Over the many years of collecting watches, I've witnessed dozens of beautifully crafted pieces, but the ones that come with a story and rich heritage has taken my keen interest.
Words by Manish Hathiramani
Luxury watches to me, go way beyond just a style statement. They represent heritage, class, elegance and the greatest of all, an investment. Horology to me is not about an ostentatious show, but instead a deep appreciation and understanding for time. It is an exquisite display of craftsmanship that takes to create a piece of art that perfectly captures time’s essence. Watches or better yet, time-pieces are an investment in a legacy that stretches beyond the object that you see on your wrist. From a Casio in my school days to a Seiko in my college days, and now to my most prized Franck Muller, my affinity has increased through every stage. Investment in a luxury watch is a fulfilling experience for me unlike many who would prefer to invest lavishly in a property or land.
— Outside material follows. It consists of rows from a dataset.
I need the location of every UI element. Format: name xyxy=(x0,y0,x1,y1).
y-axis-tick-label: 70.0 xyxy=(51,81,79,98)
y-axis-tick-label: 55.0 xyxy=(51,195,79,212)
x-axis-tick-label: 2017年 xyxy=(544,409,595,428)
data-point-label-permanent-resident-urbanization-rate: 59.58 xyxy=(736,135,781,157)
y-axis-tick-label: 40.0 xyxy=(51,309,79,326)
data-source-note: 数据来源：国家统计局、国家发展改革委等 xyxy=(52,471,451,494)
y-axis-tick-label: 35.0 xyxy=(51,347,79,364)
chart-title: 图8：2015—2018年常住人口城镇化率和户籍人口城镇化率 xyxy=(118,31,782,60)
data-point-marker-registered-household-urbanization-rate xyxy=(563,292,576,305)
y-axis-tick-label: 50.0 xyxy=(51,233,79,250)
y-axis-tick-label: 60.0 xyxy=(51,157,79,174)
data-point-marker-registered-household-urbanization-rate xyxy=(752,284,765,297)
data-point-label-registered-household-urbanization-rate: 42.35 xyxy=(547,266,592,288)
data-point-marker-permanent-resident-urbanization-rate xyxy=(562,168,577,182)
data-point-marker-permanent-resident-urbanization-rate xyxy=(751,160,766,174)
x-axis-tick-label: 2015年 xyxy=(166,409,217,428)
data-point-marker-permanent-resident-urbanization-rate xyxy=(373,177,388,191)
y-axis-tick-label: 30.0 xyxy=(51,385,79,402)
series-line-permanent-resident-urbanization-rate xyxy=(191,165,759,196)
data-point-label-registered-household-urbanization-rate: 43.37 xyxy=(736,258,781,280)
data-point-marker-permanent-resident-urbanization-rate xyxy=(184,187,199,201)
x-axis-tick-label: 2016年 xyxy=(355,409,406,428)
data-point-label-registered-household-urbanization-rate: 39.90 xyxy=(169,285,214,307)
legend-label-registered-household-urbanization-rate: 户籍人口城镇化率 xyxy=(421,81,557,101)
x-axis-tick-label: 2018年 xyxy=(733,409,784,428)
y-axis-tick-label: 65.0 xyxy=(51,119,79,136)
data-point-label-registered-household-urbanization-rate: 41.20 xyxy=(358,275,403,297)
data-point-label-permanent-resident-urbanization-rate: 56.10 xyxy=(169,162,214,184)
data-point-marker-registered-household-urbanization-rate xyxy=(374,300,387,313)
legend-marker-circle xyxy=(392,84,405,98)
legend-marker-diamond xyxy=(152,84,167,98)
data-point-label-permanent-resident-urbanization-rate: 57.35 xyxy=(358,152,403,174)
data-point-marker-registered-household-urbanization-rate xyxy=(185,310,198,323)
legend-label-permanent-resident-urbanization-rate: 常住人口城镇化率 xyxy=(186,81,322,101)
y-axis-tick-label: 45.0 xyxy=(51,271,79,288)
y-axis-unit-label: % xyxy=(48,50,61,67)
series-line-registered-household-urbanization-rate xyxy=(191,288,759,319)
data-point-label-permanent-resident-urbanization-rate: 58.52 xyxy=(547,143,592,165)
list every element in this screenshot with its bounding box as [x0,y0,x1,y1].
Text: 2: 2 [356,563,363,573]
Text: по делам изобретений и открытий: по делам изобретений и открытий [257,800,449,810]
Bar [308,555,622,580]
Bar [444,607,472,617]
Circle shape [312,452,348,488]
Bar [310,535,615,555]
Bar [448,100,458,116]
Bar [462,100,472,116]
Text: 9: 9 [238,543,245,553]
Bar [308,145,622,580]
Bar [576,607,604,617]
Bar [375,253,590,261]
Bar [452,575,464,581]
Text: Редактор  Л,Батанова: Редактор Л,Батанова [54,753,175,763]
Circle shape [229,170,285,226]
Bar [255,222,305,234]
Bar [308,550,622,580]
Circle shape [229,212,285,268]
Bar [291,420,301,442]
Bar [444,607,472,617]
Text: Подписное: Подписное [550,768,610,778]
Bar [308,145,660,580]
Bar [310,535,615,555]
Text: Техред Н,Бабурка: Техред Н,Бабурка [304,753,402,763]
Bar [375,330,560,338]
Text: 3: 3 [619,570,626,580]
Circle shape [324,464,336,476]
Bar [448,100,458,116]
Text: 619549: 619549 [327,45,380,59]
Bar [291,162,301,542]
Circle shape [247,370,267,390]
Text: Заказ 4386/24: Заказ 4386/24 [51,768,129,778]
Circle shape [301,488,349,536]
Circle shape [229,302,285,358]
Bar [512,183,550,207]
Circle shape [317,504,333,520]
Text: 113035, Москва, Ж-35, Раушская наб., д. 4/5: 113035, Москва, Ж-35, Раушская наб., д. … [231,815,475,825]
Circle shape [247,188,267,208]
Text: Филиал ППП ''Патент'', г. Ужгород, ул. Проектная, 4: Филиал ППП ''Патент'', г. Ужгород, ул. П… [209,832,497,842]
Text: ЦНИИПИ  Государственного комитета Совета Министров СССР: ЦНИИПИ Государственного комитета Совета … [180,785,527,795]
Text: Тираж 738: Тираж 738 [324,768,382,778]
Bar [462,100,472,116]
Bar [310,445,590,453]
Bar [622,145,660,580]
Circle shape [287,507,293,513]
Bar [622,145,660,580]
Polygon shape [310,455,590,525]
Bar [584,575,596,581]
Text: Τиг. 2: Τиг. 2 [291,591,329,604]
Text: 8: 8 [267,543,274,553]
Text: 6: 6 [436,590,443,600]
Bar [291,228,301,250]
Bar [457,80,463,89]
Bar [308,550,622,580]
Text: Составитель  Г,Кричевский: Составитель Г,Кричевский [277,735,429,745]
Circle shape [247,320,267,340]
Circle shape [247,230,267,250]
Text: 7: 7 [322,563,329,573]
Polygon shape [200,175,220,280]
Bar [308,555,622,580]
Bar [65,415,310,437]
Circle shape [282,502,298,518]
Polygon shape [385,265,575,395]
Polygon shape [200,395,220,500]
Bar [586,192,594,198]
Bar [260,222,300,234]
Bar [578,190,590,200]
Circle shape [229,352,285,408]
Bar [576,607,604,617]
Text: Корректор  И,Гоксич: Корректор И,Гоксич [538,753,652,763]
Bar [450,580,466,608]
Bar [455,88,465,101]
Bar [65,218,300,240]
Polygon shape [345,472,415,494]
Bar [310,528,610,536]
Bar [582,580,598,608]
Over the many years of collecting watches, I've witnessed dozens of beautifully crafted pieces, but the ones that come with a story and rich heritage has taken my keen interest. Owning a Jaeger-LeCoultre or Rolex is not about just owning a watch but being a part of a lineage that goes as far back as the 1800s and 1900s. These heritage timepieces hold a greater value which is beyond investment. Whereas new brands like Hublot tend to fall in the category of luxury fashion. While the relatively newer brands are impeccable watchmakers, the old school timepieces have a certain level of distinguished craftsmanship that is attached to them. For example, a Rolex watch can take up to six months to make as it goes through a number of tests and temperature conditions to determine the longevity of the watch. It is the equivalent of buying a Reliance, ITC or an Infosys stock in today’s day and watching them steadily and rapidly appreciate over a period of time. I call them my blue chip investments.
Most watch enthusiasts know the holy trinity of watchmaking i.e. Patek Philippe, Audemars Piguet and Vacheron Constantin. However, there are a lot of heritage brands that go unnoticed unless you’re a horologist. These brands tend to get mistaken for a new age brand but in fact, can date back to the 18th century. One of them is Zenith, which often comes off as a new brand but in reality, precedes Rolex by almost 40 years. One of my all-time favourites is the Franck Muller, which was given the tagline “the master of complications” for its bold and revolutionary display of a Tourbillon visible from the front of the dial. My purpose as a horologist is two-fold: Investing in a long term story and investing in something that steadily appreciates over time, synonymous to blue-chip stocks in the equity markets.
From my collection, the top three watches would be the Franck Muller (2019), JLC (Jaeger-LeCoultre) (2019), Audemars Piguet (2020) and the Rolex (2020) which I weigh parallel to investing in stocks of Reliance Industries that represent the legacy of the Ambanis, Tata Steel that represents the Tata heritage and Infosys that speaks of old school IT in India. The first big investment I made for my collection was in 2019 when I bought a Franck Muller, which is also owned by its Indian brand ambassador Ranveer Singh. The next purchase was the Audemars Piguet - Royal Oak collection, similar to the one owned by Sanjay Dutt. My most recent purchase was a Rolex from the Wimbledon Series which was inaugurated by Roger Federer and the numeric inside the watch is actually written in the same green which is associated with the tennis courts. They purposely gave it that touch so that when you see the green it resonates with Roger Federer and Wimbledon. One watch that I would like to add to my collection would be a Patek Philippe. IWC and Breitling are also some of the best watchmakers in the world and a few of their pieces are what I wear as a part of my day to day attire. As far back as I can remember, my brain has always been linked to the synergy of having a watch on while I’m working, whether it is from home or at the office I will always be wearing a watch.
Being a financial trader, with my days largely governed by the Markets, I've always had an intrinsic affinity to the disciplinary aspect of time. For me, there's always been a distinct correlation between the Markets and time. It's persistent, yet finite and just like ‘time waits for no one’, neither do the Markets. Time isn’t beholden to an expensive watch, in fact it's something that your phone or even laptop can tell you. However, when it resonates with what you do to make a living, like in my case, the urge to give time the utmost credibility is natural. From that, the inclination towards an object that reads time is inevitable.